Does anyone know where/how to aquire a prefrbly close to full grown bunch?


----------



## Jubs (Nov 14, 2008)

This is because they have been banned from being shipped without permits due to having invasive problems in certain areas of the country. So in order to ship them you have to have a special permit.


----------



## slowhand35 (Nov 12, 2008)

Hello Jubs,
Try this link AquaBid.com - Your Aquatic Auction Website
It ends in 21 hours.


----------



## fishfinder (Aug 31, 2008)

--------------------------------------------------------------------------------

This is because they have been banned from being shipped without permits due to having invasive problems in certain areas of the country

Is this a recent ban? My LFS had some this summer. I thought it must be the weather. Stocks start getting low this time of year here.


----------



## slowhand35 (Nov 12, 2008)

It was the first I heard of it as well.
I don't keep up with current info on the more common snails, judging from all the ramshorn and others on aquabid I guess it is just applesnails.
Good info to have though.

Also, the link I posted was intended for BigBrownTank, sorry for any confusion.


----------



## MediaHound (Jul 19, 2006)

Wow I didnt know that about apple snails. 

I lived on a lake when I was a kid, I used to catch apple snails just about every day by the netful when I would net for fish. We had herons on the lake as well, they would catch them and leave a pile of shells on the edge of the water. Ahh, the memories!


----------



## archer772 (Nov 8, 2008)

Got this off another forum so thought I would post it 

Legal:
Pomacea bridgesii “mystery snail”- these snails are not plant eaters but REQUIRE permits to sell across state lines. Make sure your seller has these permits PLEASE! It is ONLY legal to sell the snails, it is ALWAYS illegal to sell the eggs
Malaysian Trumpet Snails- no restrictions
Common ramshorns- no legal restrictions
Common pond/tadpole snails- no legal restrictions
Anatome Helena “assassin snails”- no current restrictions
Nerites- no current restrictions, although there are some state by state broad-based import laws
Japanese Trapdoors- not restricted
ILLEGAL
Asolene spixi “zebra apple”- these are banned from transport. These snails lay their eggs in clutches UNDER the water line, can interbreed with Columbian ramshorns and often eat plants as juveniles, even when not a mixed species.
Marisa Cornuarietis “Columbian ramshorn”- Banned from transport. 
Pomacea canaliculata “channeled apple snail”- banned from transport
Pomacea haustrum “triton apple snail”- banned from transport
Pomacea paludosa “Florida apple snail, flapple”- banned from transport
These are just the most commonly seen; there are hundreds of apple snail species.

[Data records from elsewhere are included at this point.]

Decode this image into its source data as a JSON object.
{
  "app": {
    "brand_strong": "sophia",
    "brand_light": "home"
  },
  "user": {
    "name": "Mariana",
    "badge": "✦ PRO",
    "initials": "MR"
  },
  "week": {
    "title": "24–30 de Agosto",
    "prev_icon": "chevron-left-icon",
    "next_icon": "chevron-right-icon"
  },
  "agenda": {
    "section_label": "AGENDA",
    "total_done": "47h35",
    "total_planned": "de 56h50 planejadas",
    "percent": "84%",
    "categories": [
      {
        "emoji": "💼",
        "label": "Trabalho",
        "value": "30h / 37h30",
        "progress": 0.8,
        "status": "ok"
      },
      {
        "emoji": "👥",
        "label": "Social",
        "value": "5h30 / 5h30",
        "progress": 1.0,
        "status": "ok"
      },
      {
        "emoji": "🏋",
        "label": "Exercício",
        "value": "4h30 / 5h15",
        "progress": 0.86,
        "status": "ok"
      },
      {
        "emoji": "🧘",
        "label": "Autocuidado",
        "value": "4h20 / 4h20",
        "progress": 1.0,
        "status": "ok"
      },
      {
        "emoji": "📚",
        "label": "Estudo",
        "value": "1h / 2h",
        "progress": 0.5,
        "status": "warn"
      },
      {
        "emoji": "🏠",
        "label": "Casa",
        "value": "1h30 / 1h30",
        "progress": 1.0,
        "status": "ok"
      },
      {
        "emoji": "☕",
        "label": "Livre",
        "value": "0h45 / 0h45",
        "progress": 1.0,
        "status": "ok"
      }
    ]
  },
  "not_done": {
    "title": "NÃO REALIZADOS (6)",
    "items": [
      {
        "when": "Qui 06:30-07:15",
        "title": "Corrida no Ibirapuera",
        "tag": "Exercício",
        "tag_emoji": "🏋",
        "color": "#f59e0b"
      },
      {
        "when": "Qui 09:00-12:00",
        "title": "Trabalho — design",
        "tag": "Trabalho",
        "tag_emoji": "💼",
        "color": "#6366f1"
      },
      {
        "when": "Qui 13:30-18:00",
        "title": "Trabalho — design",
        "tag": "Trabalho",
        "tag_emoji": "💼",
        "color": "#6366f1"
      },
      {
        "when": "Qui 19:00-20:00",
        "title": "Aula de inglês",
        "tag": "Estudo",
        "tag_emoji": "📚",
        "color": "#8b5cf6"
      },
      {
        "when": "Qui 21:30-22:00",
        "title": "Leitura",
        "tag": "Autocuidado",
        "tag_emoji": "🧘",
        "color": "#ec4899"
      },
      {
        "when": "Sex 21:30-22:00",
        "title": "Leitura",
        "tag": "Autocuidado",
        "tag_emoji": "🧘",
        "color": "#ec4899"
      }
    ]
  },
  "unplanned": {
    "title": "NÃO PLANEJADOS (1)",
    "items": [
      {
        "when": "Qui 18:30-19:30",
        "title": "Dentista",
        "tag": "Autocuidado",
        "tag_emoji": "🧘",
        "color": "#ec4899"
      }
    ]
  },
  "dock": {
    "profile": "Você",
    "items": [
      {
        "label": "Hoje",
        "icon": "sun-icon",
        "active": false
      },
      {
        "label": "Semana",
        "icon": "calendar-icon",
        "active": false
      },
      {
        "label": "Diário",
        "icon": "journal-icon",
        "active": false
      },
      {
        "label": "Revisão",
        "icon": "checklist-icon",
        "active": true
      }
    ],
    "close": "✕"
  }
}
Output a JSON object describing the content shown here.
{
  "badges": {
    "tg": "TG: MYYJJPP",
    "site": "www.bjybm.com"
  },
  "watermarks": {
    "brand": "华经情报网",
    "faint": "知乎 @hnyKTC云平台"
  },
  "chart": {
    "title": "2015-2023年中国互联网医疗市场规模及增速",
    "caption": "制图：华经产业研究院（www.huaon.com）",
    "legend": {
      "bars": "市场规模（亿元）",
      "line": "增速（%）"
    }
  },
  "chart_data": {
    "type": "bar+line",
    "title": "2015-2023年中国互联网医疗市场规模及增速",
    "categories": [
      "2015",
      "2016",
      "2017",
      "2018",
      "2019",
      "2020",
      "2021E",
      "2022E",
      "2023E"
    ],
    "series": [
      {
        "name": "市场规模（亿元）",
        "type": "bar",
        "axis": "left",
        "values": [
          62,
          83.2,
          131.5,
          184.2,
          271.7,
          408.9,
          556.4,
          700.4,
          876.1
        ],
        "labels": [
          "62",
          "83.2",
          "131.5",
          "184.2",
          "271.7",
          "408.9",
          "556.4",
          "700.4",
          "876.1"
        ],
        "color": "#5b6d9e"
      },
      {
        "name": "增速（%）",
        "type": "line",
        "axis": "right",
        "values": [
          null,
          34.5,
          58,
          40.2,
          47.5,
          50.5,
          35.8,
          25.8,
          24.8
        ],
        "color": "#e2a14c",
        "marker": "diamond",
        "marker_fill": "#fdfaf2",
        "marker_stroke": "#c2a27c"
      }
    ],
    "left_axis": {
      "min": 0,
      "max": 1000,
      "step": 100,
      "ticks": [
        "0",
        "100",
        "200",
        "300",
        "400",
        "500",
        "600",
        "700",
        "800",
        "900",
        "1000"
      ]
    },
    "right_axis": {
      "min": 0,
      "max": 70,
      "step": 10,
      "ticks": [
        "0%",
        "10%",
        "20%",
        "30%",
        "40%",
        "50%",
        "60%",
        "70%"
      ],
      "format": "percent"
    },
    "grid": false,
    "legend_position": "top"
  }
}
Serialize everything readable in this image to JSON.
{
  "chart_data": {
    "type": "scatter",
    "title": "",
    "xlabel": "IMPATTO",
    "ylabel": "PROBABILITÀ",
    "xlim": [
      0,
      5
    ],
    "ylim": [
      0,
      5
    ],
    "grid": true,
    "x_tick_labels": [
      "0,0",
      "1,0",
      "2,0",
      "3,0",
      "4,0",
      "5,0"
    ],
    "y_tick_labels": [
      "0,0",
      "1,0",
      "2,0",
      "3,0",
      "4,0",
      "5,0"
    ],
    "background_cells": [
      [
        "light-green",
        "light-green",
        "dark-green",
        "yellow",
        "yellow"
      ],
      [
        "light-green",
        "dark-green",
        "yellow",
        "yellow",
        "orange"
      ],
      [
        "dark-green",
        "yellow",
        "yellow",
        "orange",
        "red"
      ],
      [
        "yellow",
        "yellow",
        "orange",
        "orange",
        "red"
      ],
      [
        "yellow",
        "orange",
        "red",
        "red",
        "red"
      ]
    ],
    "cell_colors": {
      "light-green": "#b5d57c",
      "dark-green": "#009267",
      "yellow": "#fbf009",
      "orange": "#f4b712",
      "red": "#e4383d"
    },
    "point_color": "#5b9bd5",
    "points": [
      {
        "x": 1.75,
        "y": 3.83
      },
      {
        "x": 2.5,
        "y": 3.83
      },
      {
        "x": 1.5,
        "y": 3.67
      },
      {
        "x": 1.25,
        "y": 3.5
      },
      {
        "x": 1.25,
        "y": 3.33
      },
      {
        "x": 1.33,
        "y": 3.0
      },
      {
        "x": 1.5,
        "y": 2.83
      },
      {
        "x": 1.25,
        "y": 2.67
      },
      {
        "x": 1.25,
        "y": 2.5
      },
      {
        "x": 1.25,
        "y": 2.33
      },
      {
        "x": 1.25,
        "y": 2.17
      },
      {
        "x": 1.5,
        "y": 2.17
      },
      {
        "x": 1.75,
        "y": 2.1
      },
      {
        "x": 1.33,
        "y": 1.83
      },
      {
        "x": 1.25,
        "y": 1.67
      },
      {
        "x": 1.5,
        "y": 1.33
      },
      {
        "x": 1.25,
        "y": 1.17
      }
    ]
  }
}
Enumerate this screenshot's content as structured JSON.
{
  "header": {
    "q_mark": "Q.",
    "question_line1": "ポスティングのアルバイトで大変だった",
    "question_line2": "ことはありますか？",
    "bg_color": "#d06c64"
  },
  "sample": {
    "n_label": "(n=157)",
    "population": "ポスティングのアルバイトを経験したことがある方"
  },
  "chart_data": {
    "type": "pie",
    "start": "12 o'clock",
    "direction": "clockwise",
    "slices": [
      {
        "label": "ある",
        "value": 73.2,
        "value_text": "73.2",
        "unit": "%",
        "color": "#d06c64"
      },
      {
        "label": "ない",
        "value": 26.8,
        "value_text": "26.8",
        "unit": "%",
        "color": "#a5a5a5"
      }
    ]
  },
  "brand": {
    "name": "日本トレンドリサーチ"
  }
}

If you choose to house any of these species, make sure to take proper precautions. Educate hobbyists if you decide to share them. DO NOT release them, DO NOT flush them, dispose of any unwanted snails responsibly. If anyone breeds their pomacea bridgesii and plans to sell them, please get permits. If you are having a hard time with the permit process, I would be happy to help. I will be doing a “how-to” write up soon.
In conclusion, it IS the hobbyist/buyers responsibility to do research on a species before getting them. If you house species, know what you have, how to identify it, and what to do with offspring. The restrictions that are in place are there for a reason. Your choices directly impact the hobby, make them wisely.


----------